Outcomes Of Infant Acute Lymphoblastic Leukaemia; An Experience From Low Middle Income Country
DOI:
https://doi.org/10.36283/ziun-pjmd15-1/004Keywords:
Acute lymphoblastic leukaemia, Fever, Infants, Leukocytes, MortalityAbstract
Background: Acute Lymphoblastic Leukaemia (ALL) is the most common pediatric malignancy.

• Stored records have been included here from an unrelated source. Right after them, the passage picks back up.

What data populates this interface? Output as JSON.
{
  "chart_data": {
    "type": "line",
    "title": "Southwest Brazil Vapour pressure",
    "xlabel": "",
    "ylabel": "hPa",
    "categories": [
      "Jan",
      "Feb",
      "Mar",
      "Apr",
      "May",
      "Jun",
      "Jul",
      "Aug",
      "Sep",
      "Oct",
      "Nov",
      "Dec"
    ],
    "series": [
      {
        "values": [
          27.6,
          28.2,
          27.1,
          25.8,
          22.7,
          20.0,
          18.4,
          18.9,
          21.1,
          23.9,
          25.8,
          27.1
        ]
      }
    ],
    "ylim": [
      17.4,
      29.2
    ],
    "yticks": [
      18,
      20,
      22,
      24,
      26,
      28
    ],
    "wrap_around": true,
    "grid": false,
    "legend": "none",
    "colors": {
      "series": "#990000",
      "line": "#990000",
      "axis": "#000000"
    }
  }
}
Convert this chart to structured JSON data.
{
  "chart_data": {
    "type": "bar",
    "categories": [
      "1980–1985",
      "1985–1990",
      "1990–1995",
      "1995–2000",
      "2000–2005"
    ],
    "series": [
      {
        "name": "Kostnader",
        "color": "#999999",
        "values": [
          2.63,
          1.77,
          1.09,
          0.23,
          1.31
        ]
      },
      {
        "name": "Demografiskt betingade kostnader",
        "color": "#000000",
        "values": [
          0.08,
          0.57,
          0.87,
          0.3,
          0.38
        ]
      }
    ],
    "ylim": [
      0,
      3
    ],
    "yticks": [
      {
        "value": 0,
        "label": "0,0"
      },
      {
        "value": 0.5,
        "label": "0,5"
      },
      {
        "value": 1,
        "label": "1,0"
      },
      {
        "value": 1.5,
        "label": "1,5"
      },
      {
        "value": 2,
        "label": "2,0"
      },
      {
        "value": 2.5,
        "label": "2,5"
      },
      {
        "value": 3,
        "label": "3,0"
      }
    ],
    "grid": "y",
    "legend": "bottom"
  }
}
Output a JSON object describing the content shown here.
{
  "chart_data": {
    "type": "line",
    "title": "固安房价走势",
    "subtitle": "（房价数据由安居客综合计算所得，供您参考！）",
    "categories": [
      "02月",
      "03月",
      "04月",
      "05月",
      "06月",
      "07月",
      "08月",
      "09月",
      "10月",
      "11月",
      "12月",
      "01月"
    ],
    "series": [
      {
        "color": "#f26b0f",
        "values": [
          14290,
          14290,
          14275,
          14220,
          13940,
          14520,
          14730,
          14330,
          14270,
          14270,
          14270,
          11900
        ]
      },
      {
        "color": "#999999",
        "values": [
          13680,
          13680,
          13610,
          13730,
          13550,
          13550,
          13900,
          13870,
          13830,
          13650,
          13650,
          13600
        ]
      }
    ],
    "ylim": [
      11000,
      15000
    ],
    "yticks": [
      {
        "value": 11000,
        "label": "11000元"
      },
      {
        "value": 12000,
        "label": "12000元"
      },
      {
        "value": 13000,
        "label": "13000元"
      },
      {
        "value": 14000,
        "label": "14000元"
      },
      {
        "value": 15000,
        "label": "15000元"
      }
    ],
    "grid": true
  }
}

This study was done to describe the prognostic factors and course of infant ALL in Pakistan.
Methods: This retrospective observational study was performed at the department of Paediatric Oncology/Haematology, CMH Hospital Rawalpindi, Pakistan, from January 2012 to December 2023. Data of infants with confirmed diagnosis of ALL by immunophenotyping and treated as per Interfant 06 protocol were analyzed. Non-probability consecutive sampling technique was adopted. Disease risk stratification was done based on clinical and laboratory markers. Prognostic factors, overall survival (OS), and disease-free survival (DFS) were documented. Statistical analysis was performed using IBM-SPSS Statistics, Version 26.0.
Results: In a total of 47 infants, there were 25 (53.2%) male, and the median age was 9.00 (6.00-10.00) months. Age (p<0.001), and MLL rearrangement (p<0.001) had significant association with disease risk group. During the evaluation period, relapse was noted among 17 (36.2%) cases. Mortality was reported among 33 (70.2%) cases. The median DFS, and OS were 6.90 (1.90-27.3) months, and 9.6 (2.90-29.0) months, respectively. ALL disease risk categorization was found to have significant association with overall survival (p=0.016). Evaluation of laboratory parameters revealed that mortality was significantly associated with higher leukocytes count (p=0.027), and lower platelets count (p=0.010).
Conclusion: The overall mortality in ALL is high. These findings highlight the critical role of risk group stratification, elevated WBC count, and low platelet count in predicting survival outcomes in infant ALL.